フェラーリの新陳代謝とベテランの原点回帰
…なんて思っているうちに、つい先ごろ飛び切りビッグな話題が!そう、言うまでもなくフェラーリのキミ・ライコネン選手とザウバー・フェラーリの大物ルーキー、シャルル・ルクレール選手との交換トレードです。いやぁ、そう来ましたか。ルクレール選手のフェラーリ入りはともかく、ライコネン選手のザウバー移籍が意外な感じです。でも思えばザウバーは2001年にライコネン選手がF1デビューを飾ったチーム。20年近くの時を経てライコネン選手がどう古巣ザウバーのマシンを駆るのか、今から楽しみです。今のところ移籍関係の話はこんなところかな?
そして別天地なメルセデス。
…とここまで書いてきて、まだ触れていないチームが一つだけあることに気がつきました。。。そう!メルセデスです。来季もルイス・ハミルトン選手とバルテリ・ボッタス選手のタッグで戦うメルセデス、王者の備えは万全といったところでしょうか。逆に言えば、今季と来季でドライバーが変わらないことが今の段階で決まっているのはメルセデスだけ、ということに。いやぁ、やっぱり2017→2018と比べると激動な今年です。

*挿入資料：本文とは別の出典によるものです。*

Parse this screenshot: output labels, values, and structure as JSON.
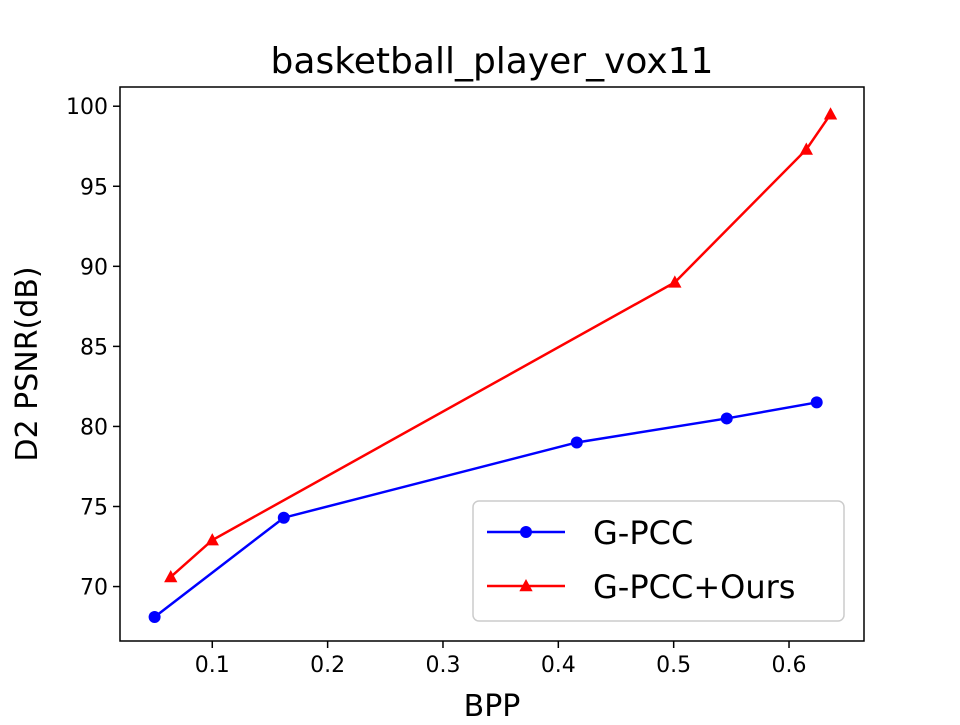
{
  "chart_data": {
    "type": "line",
    "title": "basketball_player_vox11",
    "xlabel": "BPP",
    "ylabel": "D2 PSNR(dB)",
    "xlim": [
      0.02,
      0.665
    ],
    "ylim": [
      66.6,
      101.2
    ],
    "xticks": [
      "0.1",
      "0.2",
      "0.3",
      "0.4",
      "0.5",
      "0.6"
    ],
    "yticks": [
      "70",
      "75",
      "80",
      "85",
      "90",
      "95",
      "100"
    ],
    "grid": false,
    "legend_position": "lower right",
    "series": [
      {
        "name": "G-PCC",
        "color": "#0000ff",
        "marker": "circle",
        "x": [
          0.05,
          0.162,
          0.416,
          0.546,
          0.624
        ],
        "y": [
          68.1,
          74.3,
          79.0,
          80.5,
          81.5
        ]
      },
      {
        "name": "G-PCC+Ours",
        "color": "#ff0000",
        "marker": "triangle",
        "x": [
          0.064,
          0.1,
          0.501,
          0.615,
          0.636
        ],
        "y": [
          70.6,
          72.9,
          89.0,
          97.3,
          99.5
        ]
      }
    ]
  }
}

…というわけで、この流れだと来季、メルセデスの安定っぷりばかりがクローズアップされそうです。(^_^;;; でもそれではいかにも面白くない。他のチームにも今以上にがんばってもらわないといけません。そして何よりホンダ!今は何しろマクラーレンがああいう状態なのでお目こぼしをもらっている様相ですが、来季手にするレッドブルの天下一品なシャシーをもしまともに走らせられなかった場合、今度こそ総てが終わるような気がします。逆にこれまでの血のにじむような努力が実を結べば、一躍「勝てるパワーユニット」として復権を遂げられるかもしれません。フェルスタッペン選手、ガスリー選手の若い力にも期待したいですね。これからも決して平坦な道ではないと思うけれど、がんばれホンダ!!